Endocrine Abstracts

Aims/hypothesis: Resistin could be implicated in the mechanism of insulin resistance and recent evidence suggests this occurs, in part, via a brain-dependent pathway. Given the emerging role of hypothalamic AMP-activated protein kinase (AMPK) in the modulation of appetite and glucose levels, we hypothesized that its activity would be modulated by resistin. To verify such a pathway, we employed the N-1 hypothalamic neuronal cell line, which expresses a variety of neuropeptides relevant to central energy metabolism. We also performed parallel studies using differentiated 3T3-L1 adipocytes, which are known to be sensitive to resistin.

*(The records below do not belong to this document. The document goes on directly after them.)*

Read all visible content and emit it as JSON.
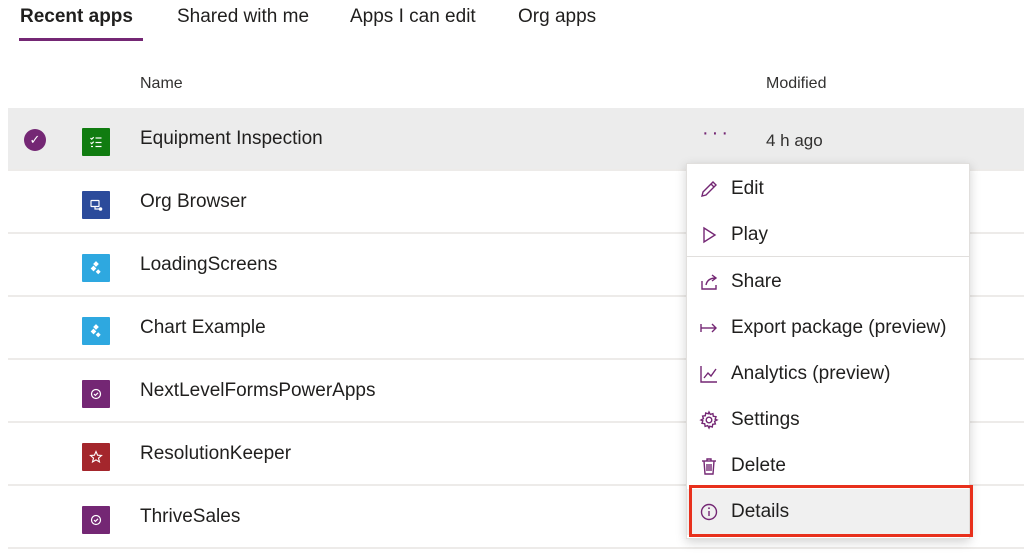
{
  "tabs": [
    {
      "label": "Recent apps",
      "active": true
    },
    {
      "label": "Shared with me",
      "active": false
    },
    {
      "label": "Apps I can edit",
      "active": false
    },
    {
      "label": "Org apps",
      "active": false
    }
  ],
  "columns": {
    "name": "Name",
    "modified": "Modified"
  },
  "rows": [
    {
      "name": "Equipment Inspection",
      "icon": "checklist-icon",
      "icon_color": "#107c10",
      "modified": "4 h ago",
      "selected": true
    },
    {
      "name": "Org Browser",
      "icon": "org-browser-icon",
      "icon_color": "#2b4b9b",
      "selected": false
    },
    {
      "name": "LoadingScreens",
      "icon": "canvas-app-icon",
      "icon_color": "#2ea8e0",
      "selected": false
    },
    {
      "name": "Chart Example",
      "icon": "canvas-app-icon",
      "icon_color": "#2ea8e0",
      "selected": false
    },
    {
      "name": "NextLevelFormsPowerApps",
      "icon": "check-badge-icon",
      "icon_color": "#742774",
      "selected": false
    },
    {
      "name": "ResolutionKeeper",
      "icon": "star-icon",
      "icon_color": "#a4262c",
      "selected": false
    },
    {
      "name": "ThriveSales",
      "icon": "check-badge-icon",
      "icon_color": "#742774",
      "selected": false
    }
  ],
  "menu": {
    "items": [
      {
        "label": "Edit",
        "icon": "pencil-icon"
      },
      {
        "label": "Play",
        "icon": "play-icon"
      },
      {
        "label": "Share",
        "icon": "share-icon"
      },
      {
        "label": "Export package (preview)",
        "icon": "export-icon"
      },
      {
        "label": "Analytics (preview)",
        "icon": "analytics-icon"
      },
      {
        "label": "Settings",
        "icon": "gear-icon"
      },
      {
        "label": "Delete",
        "icon": "trash-icon"
      },
      {
        "label": "Details",
        "icon": "info-icon"
      }
    ]
  },
  "colors": {
    "accent": "#742774",
    "highlight": "#e8301c"
  }
}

Methods: The two cell lines were: (a) treated with recombinant resistin (100 ng/ml or 1000 ng/ml; 45 min); (b) transfected with a resistin (rstn) overexpression vector (24 h) or (c) transfected with a rstn-specific siRNA (100 nM; 24 h).The phosphorylation of AMPKα (pAMPKα), relative to total AMPKα, was determined by Western blotting with rabbit polyclonal antibodies (Cellsignal.com) and used to assess AMPK activation.

Results: Treatment of either cell line with resistin induced a significant increase in the ratio of pAMPKα/total AMPK( (30–122%, P<0.05). Rstn overexpression induced a similar increase in the ratio of pAMPKα in N-1 cells (+46%, P<0.001), but not in 3T3-L1 adipocytes. However silencing of rstn expression using a specific siRNA induced a significant reduction in the ratio of pAMPKα (−40%, P<0.001 and −30%, P<0.01) in N-1 and 3T3-L1 cells respectively.

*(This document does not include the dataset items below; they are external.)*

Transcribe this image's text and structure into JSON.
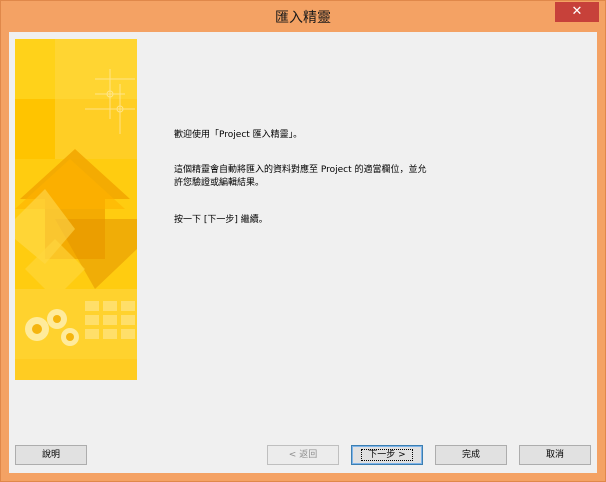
{
  "window": {
    "title": "匯入精靈",
    "close_glyph": "✕"
  },
  "content": {
    "welcome": "歡迎使用「Project 匯入精靈」。",
    "description": "這個精靈會自動將匯入的資料對應至 Project 的適當欄位，並允許您驗證或編輯結果。",
    "instruction": "按一下 [下一步] 繼續。"
  },
  "buttons": {
    "help": "說明",
    "back": "< 返回",
    "next": "下一步 >",
    "finish": "完成",
    "cancel": "取消"
  },
  "colors": {
    "window_frame": "#f4a264",
    "close_button": "#c7413a",
    "banner_primary": "#ffc800",
    "banner_light": "#ffe680"
  },
  "icons": {
    "banner_art": "wizard-banner-image"
  }
}
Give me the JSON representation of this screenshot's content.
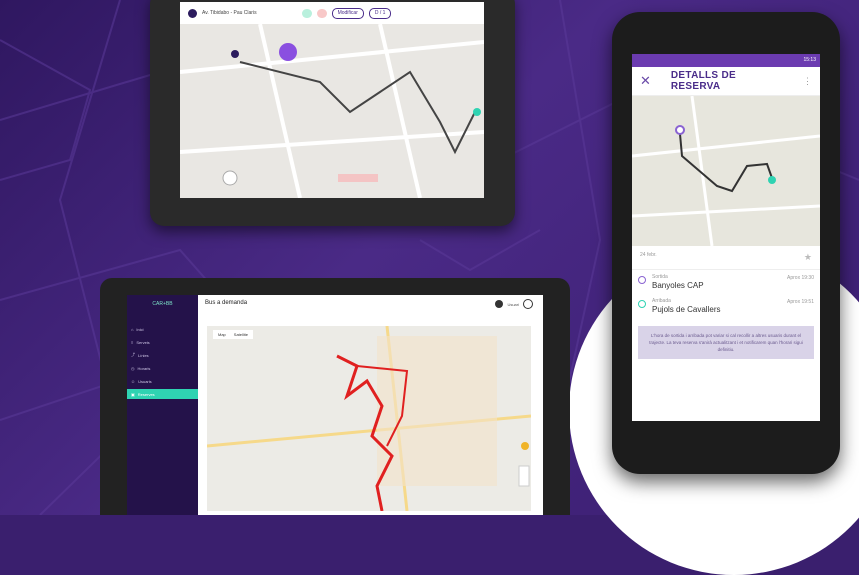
{
  "tablet": {
    "route_label": "Av. Tibidabo - Pau Claris",
    "chip_a": "",
    "chip_b": "",
    "btn_a": "Modificar",
    "btn_b": "D / 1",
    "map_badge": ""
  },
  "laptop": {
    "brand": "CAR+BB",
    "page_title": "Bus a demanda",
    "user": "Usuari",
    "map_tabs": [
      "Map",
      "Satellite"
    ],
    "sidebar_items": [
      "Inici",
      "Serveis",
      "Línies",
      "Horaris",
      "Reserves",
      "Usuaris"
    ],
    "active_item": "Reserves"
  },
  "phone": {
    "status_time": "15:13",
    "title": "DETALLS DE RESERVA",
    "date_row": "24 febr.",
    "departure_label": "Sortida",
    "departure_name": "Banyoles CAP",
    "departure_time": "Aprox 19:30",
    "arrival_label": "Arribada",
    "arrival_name": "Pujols de Cavallers",
    "arrival_time": "Aprox 19:51",
    "note": "L'hora de sortida i arribada pot variar si cal recollir a altres usuaris durant el trajecte. La teva reserva s'anirà actualitzant i et notificarem quan l'horari sigui definitiu."
  }
}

Conclusions: These data suggest that resistin can modulate AMPK activity by either an endocrine or autocrine/paracrine mechanism in both N-1 hypothalamic neurons or 3T3-L1 adipocytes. These results provide a potential mechanism by which resistin might impact the hypothalamic-dependent regulation of appetite and glucose homeostasis.

Financial support was received from IWK Health Centre, UIMRF/Capital Health, and NSHRF.We acknowledge the generous gift of N-1 cells by Dr D Belsham (Toronto).